My recovery update

Hey everyone! Thought I'd share a bit about where I am on my recovery journey.

For years my recovery from addiction was more about codependency. Finding my value in another person..I was in a toxic relationship that took me a long time to get out of. I went to Codependent Anonymous and learned a good bit about recovery.

Felt good. Once out of that relationship, I decided I would be a social drinker. I hadn't drank in nearly 20 years because when I met my husband, he didn't drink and we just decided not to drink...After a divorce, I ended up in a toxic relationship with someone in recovery, so I still chose not to drink. But when that ended, I said, "Well hello beer!" and was happy about it.
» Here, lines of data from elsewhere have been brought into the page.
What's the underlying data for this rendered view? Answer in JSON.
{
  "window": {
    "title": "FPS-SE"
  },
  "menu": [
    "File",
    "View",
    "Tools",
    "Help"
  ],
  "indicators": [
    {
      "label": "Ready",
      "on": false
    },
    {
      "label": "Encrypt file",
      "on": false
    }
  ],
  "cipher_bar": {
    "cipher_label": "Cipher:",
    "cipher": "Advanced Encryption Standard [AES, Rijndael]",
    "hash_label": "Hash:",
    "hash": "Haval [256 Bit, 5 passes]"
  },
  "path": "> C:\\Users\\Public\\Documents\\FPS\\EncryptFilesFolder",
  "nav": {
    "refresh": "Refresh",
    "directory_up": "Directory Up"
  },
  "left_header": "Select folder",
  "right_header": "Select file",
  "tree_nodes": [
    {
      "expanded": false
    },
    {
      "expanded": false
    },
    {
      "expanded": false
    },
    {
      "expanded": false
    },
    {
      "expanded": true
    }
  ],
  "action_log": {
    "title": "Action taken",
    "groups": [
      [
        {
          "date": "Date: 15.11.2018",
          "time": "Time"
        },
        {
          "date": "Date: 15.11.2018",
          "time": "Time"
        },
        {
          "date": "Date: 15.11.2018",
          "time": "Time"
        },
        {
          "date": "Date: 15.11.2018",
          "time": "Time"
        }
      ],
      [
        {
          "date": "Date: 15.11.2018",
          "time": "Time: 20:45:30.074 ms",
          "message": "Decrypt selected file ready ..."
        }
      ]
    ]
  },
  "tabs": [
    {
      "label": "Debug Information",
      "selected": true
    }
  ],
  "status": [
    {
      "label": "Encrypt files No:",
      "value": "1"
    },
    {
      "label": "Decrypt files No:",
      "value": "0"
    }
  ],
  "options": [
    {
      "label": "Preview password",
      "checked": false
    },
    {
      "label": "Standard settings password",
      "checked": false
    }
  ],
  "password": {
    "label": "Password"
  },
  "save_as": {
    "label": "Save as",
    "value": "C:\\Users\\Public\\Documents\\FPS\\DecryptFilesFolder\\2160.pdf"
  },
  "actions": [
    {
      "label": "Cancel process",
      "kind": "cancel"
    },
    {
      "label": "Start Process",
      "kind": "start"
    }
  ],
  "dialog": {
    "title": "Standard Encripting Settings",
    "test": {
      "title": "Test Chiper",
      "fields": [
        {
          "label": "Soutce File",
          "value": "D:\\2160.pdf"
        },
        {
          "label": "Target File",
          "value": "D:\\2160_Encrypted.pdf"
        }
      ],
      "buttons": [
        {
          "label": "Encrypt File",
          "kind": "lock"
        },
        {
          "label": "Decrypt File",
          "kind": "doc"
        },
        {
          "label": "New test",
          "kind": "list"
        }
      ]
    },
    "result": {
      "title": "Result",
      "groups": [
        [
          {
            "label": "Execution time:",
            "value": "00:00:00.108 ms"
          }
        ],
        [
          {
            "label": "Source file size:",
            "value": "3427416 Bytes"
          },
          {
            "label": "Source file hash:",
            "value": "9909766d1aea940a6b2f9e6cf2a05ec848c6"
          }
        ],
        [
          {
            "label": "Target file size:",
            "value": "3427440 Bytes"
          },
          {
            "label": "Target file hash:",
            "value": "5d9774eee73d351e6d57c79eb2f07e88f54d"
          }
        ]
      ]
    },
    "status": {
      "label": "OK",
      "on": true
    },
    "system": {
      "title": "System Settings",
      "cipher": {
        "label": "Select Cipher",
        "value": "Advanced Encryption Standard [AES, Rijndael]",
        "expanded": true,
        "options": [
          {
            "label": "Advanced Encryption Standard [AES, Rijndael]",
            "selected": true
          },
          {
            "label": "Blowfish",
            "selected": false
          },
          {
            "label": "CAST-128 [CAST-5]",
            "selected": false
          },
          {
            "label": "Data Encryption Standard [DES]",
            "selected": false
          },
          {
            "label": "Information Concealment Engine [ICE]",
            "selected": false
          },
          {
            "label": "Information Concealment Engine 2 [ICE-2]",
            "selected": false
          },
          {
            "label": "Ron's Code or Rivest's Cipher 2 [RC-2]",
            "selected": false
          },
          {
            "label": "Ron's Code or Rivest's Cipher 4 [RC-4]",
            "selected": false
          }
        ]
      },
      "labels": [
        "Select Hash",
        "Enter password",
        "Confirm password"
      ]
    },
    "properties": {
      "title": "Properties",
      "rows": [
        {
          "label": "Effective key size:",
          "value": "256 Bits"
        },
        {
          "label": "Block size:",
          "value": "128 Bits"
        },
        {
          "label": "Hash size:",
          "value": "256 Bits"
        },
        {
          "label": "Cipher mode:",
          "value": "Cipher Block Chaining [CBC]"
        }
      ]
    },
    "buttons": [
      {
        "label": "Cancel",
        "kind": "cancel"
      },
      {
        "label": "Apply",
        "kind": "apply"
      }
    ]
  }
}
Now I'm very conscious about addiction. My dad was an alcoholic. My background is addiction and mental health. I know all about alcoholism...so I'm pretty attune to my drinking habits and strive to be in balance.

but you know there were times in the past 3 years that I drank to cope. There were times when I got drunk, remembering how much hangovers suck.
There were also times that I "social drank" and had a great time. There were also times I was pretty buzzed/drunk and well, had some fun because let's be honest. sometimes losing inhibitions can just feel freeing.

I entered a relationship with someone new. she drinks socially sometimes. not an addict in any shape or form. but I noticed I began drinking to feel more comfortable around people. I drank alone while doing chores, yardwork, projects...and sometimes I would start off all happy...and then after a few...get down. I knew that maybe I couldn't be a drinker or at least had to cut way down.

so I did. I read a book called This Naked Mind and it shed a lot of light for me on how alcohol really has no real value. none. and using it as social courage...well, that's just not how I want to roll.

so, I stopped drinking...for the most part. I've drank twice in 2 months, yet I don't want to drink at all ever. but I also don't want to put that pressure on myself. does that make sense?

i'm tough on myself. I don't like to altar my state. for those of you who think it's easy to just "stop".. well, even for the occasional social drinker, stopping for good can pose a challenge. in fact, I imagine many social drinkers would have a tough time going 1 year without it. it's become so engrained in our culture.

so, for now, I choose not to drink. I want to be that non-drinker I was for nearly 20 years. now I take Kombucha to gatherings to drink. the ginger one sort of reminds me of beer, and well, I do like the taste of beer.

sometimes I miss it...or the feeling that I felt when i'd have that music on and busy with a project...but I just don't think it was the booze that created that feeling. i can feel that sober. and do.